What equal annual instalment will discharge a debt of Rs. 1,092 due in 3 years at 12% simple interest?

Introduction / Context:
This question asks for an equal annual instalment that will clear a debt due at a future time when interest is calculated on a simple interest basis. It is a classic application of time value of money ideas with instalments. Instead of paying a lump sum at the end, the borrower pays yearly amounts that, together with accumulated interest, are equivalent to the required amount at the due date.

Given Data / Assumptions:

Debt due at the end of 3 years = Rs. 1,092.
Simple interest rate = 12% per annum.
Three equal annual instalments are paid, one at the end of each year.
We need to find the size of each annual instalment.

Concept / Approach:
The idea is to bring all instalments to the same point in time, typically the end of 3 years, by adding simple interest to earlier payments for the remaining years. The sum of the future values of all instalments must equal the amount of the debt due at that point, i.e., 1,092. Each instalment is some value x. The first instalment earns interest for 2 years, the second for 1 year, and the third for zero extra years, since it is paid at the due date. This gives an equation in x to solve.

Step-by-Step Solution:
Let each equal annual instalment be x rupees. The first instalment is paid at the end of year 1 and will earn interest for 2 more years at 12% simple interest. Future value of first instalment at end of year 3 = x * [1 + (12 * 2) / 100] = x * (1 + 24 / 100) = 1.24x. The second instalment is paid at the end of year 2 and will earn interest for 1 more year. Future value of second instalment at end of year 3 = x * [1 + (12 * 1) / 100] = x * 1.12. The third instalment is paid at the end of year 3, so it earns no additional interest; its future value is simply x. Total of all future values at the end of year 3 = 1.24x + 1.12x + x = 3.36x. This total must equal the debt due, 1,092 rupees, so 3.36x = 1,092. Therefore x = 1,092 / 3.36 = 325 rupees.

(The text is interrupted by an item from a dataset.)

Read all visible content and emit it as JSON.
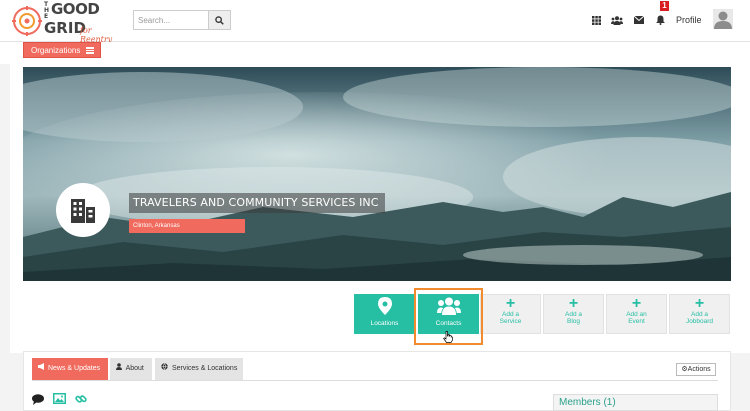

Verification / Alternative check:
Check the calculation by computing each future value explicitly. First instalment: 325 * 1.24 = 403.00. Second instalment: 325 * 1.12 = 364.00. Third instalment: 325. Sum = 403 + 364 + 325 = 1,092. This matches the required amount exactly, confirming that an instalment of Rs. 325 is correct.

Why Other Options Are Wrong:
Option Rs.545 or Rs.560 would produce future value totals much larger than 1,092 when multiplied by 3.36, meaning the borrower would overpay the debt.
Option Rs.550 similarly gives 3.36 * 550 = 1,848, which is far greater than 1,092 and does not match the equivalent value of the debt.
Only Rs.325 balances the future values of the instalments with the amount due at the given interest rate.

Common Pitfalls:
Some students forget that the instalments are paid at different times and simply divide the total amount by 3, ignoring the effect of interest.
Others treat the interest as compound rather than simple, which changes the future value factors and leads to incorrect instalment values.
A frequent error is to apply interest for 3 years to all instalments, ignoring the different time spans for which each instalment can earn interest.

Final Answer:
The equal annual instalment required to discharge the debt is Rs. 325 per year.